A: in a word: YES. Use this predicament to isolate what went wrong and learn from it so you can make a more realistic budget.
Start with a rigorous examination of the current budget against the actual results. Look at each month, as well as year-to-date totals. Take every line item and look at the differences, then examine what caused those differences. Were your projections off, or was performance better or worse than expected? Why?
Say sales revenue fell below budgeted levels (a common occurrence). Where did sales fall short? Were particular salespeople shy of their targets? Why? Do the same analysis by breaking down sales by product, territory, store, factory or whatever metrics you use in your projections.
Then analyse the cost of sales and the resulting gross margins on your products or services. Again, you should examine the budgets and results by the breakdowns that make sense for your business and point to actionable items.
Finally, do the same for all overhead expenses. Were your actual heating bills 20% higher than you budgeted for Winter? Did you over-use the air conditioner maybe in Summer?
Don’t skip analysis of cash flow. Were cash shortages driven by lower profits? Did collections slow down and inventories pile up?

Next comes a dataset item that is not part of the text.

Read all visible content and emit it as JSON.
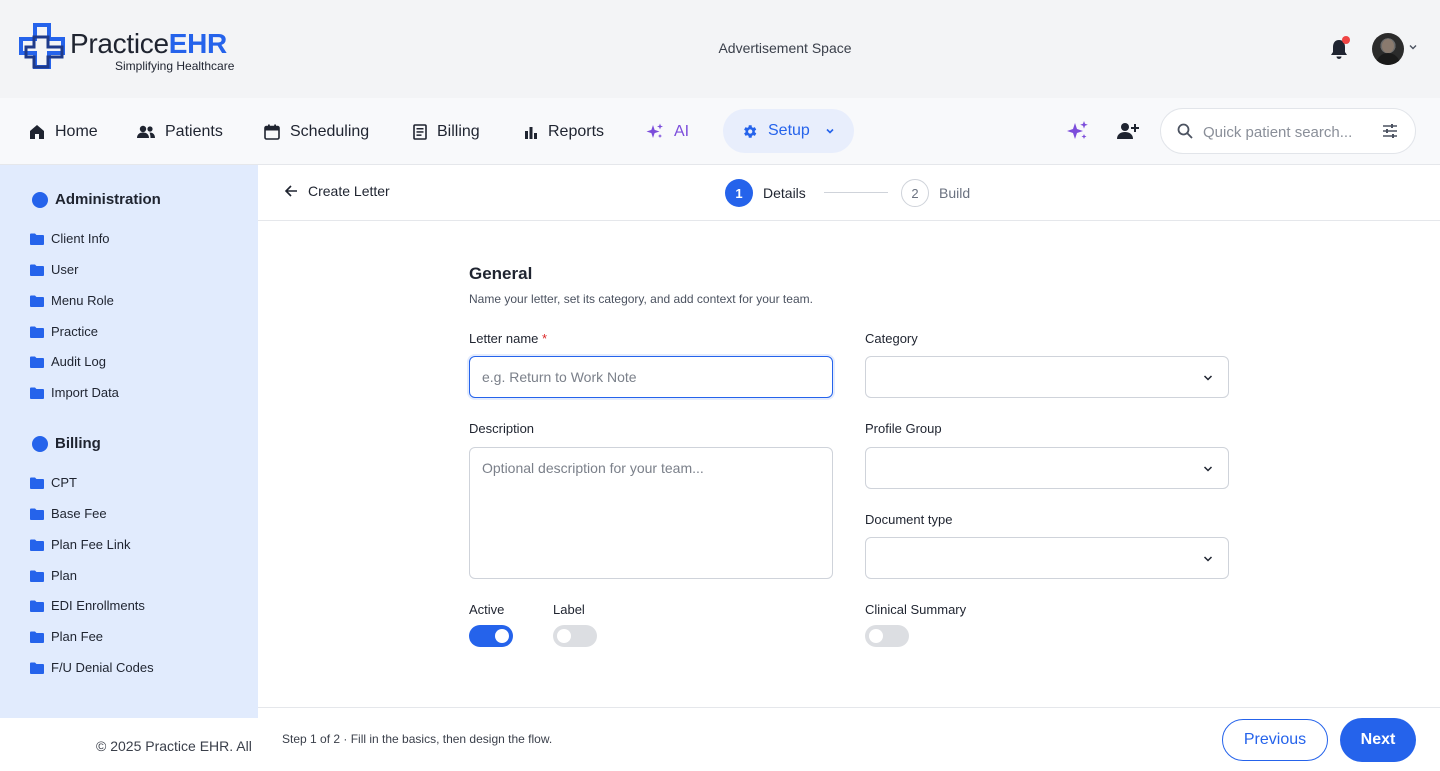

Once you determine what happened and why, take another look at your original budget and determine which, if any, year-end targets are still attainable. Now you’re ready to build a new budget, along with an action plan to achieve it. For example, if your goal is to boost revenue and you decide to hire another team member, be sure to account for the time it takes to hire someone and for that person to ramp up, as well as the recruiting, training and additional compensation expenses that need to go into your new budget as a result.